Intervenant à ce propos sur les ondes de la radio privée, Mosaïque FM, le député Yassine Mami, a déclaré que “tout en comprenant la situation des bénéficiaires de ce prêt, les PME et TPE qui luttent pour survivre, il ne peut pas s’interdire, néanmoins, de s’interroger s’il y a vraiment une véritable intention du gouvernement de venir à leur aide en contractant ce crédit auprès de l’AFD“.
Est –il besoins de rappeler que ce crédit a été, particulièrement, contesté par les parlementaires pour la décision du gouvernement de charger les secteurs des banques et du leasing de gérer cette ligne de crédit.
Les lignes de crédit ont montré leur inefficience en Tunisie
Il faut dire qu’en s’interrogeant sur l’efficacité de l’affectation des lignes de crédits, de leur utilisation et de leur gestion par les banques, les députés réactivent une ancienne problématique, celle des difficultés objectives rencontrées antérieurement et même jusqu’à ce jour, par les PME-TPE du pays pour bénéficier des financements offerts par ces lignes de crédit gérées par les banques.
Car empressons nous, de signaler que ce ne sont pas les lignes de crédit qui manquent en Tunisie.

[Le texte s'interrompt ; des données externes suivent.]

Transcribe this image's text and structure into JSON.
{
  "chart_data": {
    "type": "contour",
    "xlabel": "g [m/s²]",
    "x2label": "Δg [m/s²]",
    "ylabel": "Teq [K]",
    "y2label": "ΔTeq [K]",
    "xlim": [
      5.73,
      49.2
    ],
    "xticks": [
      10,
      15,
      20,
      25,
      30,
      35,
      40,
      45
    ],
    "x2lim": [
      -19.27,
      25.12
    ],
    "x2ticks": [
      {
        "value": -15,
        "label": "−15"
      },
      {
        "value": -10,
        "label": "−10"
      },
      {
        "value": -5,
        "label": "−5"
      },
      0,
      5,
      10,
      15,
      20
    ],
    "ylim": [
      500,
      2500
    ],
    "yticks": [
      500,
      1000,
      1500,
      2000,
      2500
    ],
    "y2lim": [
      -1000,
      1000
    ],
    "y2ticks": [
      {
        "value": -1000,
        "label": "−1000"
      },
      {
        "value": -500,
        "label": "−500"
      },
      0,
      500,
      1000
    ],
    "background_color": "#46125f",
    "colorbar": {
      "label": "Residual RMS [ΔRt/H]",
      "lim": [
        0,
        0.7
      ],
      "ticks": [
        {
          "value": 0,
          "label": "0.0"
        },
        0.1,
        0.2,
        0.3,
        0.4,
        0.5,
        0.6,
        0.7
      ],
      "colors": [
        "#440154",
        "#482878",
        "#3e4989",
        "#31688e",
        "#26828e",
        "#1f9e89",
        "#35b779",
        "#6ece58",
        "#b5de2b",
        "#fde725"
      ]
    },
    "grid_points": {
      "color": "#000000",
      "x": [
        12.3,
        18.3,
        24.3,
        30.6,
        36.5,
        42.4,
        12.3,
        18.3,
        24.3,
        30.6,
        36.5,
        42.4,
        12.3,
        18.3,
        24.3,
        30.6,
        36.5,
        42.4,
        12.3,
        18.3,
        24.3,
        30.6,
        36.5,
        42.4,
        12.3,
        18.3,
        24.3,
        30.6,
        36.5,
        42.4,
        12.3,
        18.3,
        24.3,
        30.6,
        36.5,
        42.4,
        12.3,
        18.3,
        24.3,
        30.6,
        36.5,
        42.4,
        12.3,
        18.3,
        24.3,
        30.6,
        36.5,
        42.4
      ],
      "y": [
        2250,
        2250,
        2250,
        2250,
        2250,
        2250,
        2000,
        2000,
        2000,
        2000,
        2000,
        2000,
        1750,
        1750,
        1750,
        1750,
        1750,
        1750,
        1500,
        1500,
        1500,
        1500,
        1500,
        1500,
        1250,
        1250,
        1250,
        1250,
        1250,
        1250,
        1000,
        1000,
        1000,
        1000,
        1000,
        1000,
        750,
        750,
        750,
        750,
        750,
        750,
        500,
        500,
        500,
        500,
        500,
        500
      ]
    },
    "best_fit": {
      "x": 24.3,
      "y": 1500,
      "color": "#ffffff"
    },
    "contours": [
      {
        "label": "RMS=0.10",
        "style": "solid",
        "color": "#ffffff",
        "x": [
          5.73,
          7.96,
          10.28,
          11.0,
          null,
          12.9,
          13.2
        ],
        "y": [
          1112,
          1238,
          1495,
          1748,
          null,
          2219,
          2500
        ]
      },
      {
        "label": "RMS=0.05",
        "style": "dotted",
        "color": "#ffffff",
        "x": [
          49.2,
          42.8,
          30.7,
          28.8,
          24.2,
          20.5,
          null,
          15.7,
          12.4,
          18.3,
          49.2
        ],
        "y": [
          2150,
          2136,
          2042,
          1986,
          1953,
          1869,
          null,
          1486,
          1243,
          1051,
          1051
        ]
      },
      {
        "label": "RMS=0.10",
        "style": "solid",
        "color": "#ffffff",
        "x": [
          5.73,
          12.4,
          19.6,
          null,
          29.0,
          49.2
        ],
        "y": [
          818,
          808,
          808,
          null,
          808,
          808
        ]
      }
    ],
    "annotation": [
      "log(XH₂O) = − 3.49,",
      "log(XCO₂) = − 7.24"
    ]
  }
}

Pour mémoire, l’ancien gouverneur de la Banque centrale de Tunisie Marouane Abbassi ne ratait aucune sortie en public sans communiquer sur leur disponibilité et sans appeler PME-TPE à en profiter.
Après enquête, le problème s’est avéré qu’il ne réside pas dans leur disponibilité mais à la tendance des PME-TPE de les bouder. Il serait lié à d’autres facteurs. Des institutions multilatérales, régionales et locales ont essayé de réfléchir sur cette problématique. A la faveur d’études effectuées sur le sujet, trois facteurs seraient à l’origine de l’aversion des PME- PE-pour les lignes de crédit.
Le premier consiste en la complexité des procédures. Dans une étude, effectuée en 2013, l’Organisation de la coopération et du développement économiques (OCDE) avait déploré l’inefficience de ces crédits et recommandé «une gestion des lignes moins complexe, moins longue et plus souple en simplifiant les processus d’instruction”.
Le deuxième serait le risque de change. Ce risque entre l’euro et le dinar est couvert par un fonds public géré par le ministère des Finances. Seulement, la couverture de change, en raison de la dépréciation du dinar, a explosé. Conséquence : le taux de couverture est aujourd’hui à un niveau beaucoup plus élevé pour rendre les crédits des bailleurs de fonds attractifs et intéressants pour les banques, lesquelles ne peuvent pas les concéder aux PME.
Les banques ne seraient pas les mieux indiquées pour gérer les lignes de crédit
Le troisième facteur a trait à la gestion de ces lignes de crédit par les banques qui ont tendance de faire profiter de ces mécanismes de financement plus aux grands groupes qu’aux PME-TPE. La tactique suivie par les grandes entreprises est simple. Pour profiter des crédits, ces groupes, forts d’une logistique efficiente, sont les premiers à déposer leurs dossiers au nom de leurs PME-TPE (filiales), et ce, tout en respectant les conditions imposées par les cahiers de charge et les critères d’éligibilité exigés.
Il faut reconnaître que cette pratique n’est pas nouvelle. Elle est exercée depuis longtemps avec la complicité d’une administration souvent laxiste. C’est même un sport national. L’administration ne se soucie que de la conformité aux procédures et cahiers des charges, rarement de l’efficience de l’affectation des crédits à leurs véritables bénéficiaires. C’est ce qui expliquerait en partie le récent rejet par les députés de la ligne de crédit octroyée par l’AFD à la Tunisie.